A good combination of ductility, strength, and corrosion resistance of fine-grained ZK60 magnesium alloy produced by repeated upsetting process for biodegradable applications

Abstract

The Repeated Upsetting (RU) as a powerful severe plastic deformation technique to produce fine-grained thick plates was investigated in the present research. The evolution of microstructure, texture, mechanical properties, and bio-corrosion behavior of ZK60 Mg alloy after applying 3 and 5 passes of RU process were analyzed in detail.

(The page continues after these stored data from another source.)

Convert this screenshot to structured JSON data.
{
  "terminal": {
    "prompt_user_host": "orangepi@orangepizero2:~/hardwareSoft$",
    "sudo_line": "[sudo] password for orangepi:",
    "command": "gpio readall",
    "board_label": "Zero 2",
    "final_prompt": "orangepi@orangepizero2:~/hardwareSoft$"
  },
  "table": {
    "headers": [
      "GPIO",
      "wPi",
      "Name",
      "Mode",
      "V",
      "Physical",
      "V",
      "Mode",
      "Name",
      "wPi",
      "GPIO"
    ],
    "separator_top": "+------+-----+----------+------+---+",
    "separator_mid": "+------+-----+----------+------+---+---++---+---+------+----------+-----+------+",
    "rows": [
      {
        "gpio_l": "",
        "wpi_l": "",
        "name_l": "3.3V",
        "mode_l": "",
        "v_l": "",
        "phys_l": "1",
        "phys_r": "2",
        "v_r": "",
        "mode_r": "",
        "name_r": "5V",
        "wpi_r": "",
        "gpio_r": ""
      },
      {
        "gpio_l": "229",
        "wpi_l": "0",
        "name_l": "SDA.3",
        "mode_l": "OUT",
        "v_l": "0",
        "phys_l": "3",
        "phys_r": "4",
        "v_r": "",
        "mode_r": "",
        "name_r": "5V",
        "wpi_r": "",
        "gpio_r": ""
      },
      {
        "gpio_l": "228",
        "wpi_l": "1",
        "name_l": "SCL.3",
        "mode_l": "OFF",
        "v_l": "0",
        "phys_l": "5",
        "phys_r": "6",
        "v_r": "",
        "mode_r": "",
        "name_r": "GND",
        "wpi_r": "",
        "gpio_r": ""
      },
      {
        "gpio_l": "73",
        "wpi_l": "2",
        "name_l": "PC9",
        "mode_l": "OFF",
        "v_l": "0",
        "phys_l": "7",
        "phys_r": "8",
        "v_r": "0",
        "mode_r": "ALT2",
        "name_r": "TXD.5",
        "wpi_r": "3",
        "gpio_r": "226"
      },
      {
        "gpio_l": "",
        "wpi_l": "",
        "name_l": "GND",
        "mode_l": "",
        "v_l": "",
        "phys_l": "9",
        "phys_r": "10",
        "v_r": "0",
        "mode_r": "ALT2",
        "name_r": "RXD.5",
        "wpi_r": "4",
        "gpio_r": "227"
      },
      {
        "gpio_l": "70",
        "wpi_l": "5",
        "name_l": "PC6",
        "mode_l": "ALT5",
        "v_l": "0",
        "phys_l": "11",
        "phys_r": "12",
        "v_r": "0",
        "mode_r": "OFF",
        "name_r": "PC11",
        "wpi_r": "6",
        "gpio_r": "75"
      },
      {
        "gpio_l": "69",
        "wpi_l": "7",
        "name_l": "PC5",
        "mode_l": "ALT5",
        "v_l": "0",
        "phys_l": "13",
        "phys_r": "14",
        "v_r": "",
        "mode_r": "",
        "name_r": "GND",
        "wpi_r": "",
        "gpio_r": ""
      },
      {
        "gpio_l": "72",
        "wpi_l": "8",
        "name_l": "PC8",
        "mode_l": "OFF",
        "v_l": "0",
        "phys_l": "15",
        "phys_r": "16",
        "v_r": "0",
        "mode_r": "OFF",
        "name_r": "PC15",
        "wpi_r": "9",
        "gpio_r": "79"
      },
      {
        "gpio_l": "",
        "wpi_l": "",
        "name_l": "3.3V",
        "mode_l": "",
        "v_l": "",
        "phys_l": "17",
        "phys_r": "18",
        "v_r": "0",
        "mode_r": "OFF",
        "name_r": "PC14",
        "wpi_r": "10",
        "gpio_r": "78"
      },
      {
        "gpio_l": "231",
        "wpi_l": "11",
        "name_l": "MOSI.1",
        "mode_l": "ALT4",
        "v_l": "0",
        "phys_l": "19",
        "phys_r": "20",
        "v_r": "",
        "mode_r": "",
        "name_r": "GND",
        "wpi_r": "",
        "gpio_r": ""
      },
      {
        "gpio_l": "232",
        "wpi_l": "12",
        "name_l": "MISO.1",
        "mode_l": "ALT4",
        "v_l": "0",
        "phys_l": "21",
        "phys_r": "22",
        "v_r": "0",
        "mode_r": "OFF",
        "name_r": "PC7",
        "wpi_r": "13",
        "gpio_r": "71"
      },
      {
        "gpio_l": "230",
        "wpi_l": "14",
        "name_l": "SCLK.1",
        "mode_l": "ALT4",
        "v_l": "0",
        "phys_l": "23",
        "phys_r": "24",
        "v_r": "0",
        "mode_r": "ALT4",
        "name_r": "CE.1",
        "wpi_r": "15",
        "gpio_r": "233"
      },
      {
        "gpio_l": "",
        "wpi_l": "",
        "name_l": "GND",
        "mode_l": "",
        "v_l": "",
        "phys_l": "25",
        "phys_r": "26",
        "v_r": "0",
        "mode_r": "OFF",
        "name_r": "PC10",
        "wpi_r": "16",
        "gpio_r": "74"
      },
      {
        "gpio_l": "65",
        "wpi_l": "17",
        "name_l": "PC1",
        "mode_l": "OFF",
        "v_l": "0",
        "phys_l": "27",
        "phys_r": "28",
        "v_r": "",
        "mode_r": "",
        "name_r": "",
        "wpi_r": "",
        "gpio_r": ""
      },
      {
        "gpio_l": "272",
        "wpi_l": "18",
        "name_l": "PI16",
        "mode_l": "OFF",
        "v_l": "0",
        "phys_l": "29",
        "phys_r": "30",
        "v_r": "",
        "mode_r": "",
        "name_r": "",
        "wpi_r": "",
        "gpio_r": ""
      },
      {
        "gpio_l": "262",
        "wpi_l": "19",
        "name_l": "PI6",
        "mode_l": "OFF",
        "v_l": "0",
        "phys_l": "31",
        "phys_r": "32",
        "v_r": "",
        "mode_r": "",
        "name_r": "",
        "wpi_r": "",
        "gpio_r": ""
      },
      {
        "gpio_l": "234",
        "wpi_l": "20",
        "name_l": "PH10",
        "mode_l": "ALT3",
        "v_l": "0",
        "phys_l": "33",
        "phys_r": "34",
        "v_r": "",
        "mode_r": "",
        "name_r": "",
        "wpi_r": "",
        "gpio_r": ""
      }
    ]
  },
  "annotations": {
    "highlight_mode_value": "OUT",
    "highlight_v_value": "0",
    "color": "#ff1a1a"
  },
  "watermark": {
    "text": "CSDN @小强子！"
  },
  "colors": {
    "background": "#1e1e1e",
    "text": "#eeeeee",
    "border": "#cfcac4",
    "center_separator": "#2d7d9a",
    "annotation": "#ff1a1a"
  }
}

Results showed that performing the RU process on the rolled-annealed ZK60 alloy transformed its initial coarse microstructure with a mean grain size of 40 µm to a bimodal microstructure after 3rd pass, and a fine equiaxed grain structure having an average size of about 2.8 µm after 5th pass. The texture of rolled-annealed sample, containing basal components, has been transformed into a shear texture with higher intensity during the RU process. The great improvements of strength after RU were attributed to the finer grain size, while easier activation of basal slip due to the presence of desirable texture component, and uniformly distributed fine second phase particles resulted in larger elongation to fracture. The corrosion resistance of the ZK60 alloy decreased after processing by RU, due to the presence of more non-basal planes in contact with the corrosive solution. Nevertheless, the 3-passed sample can be introduced as a biodegradable Mg alloy for implant applications due to its good combination of acceptable strength, ductility, and corrosion resistance.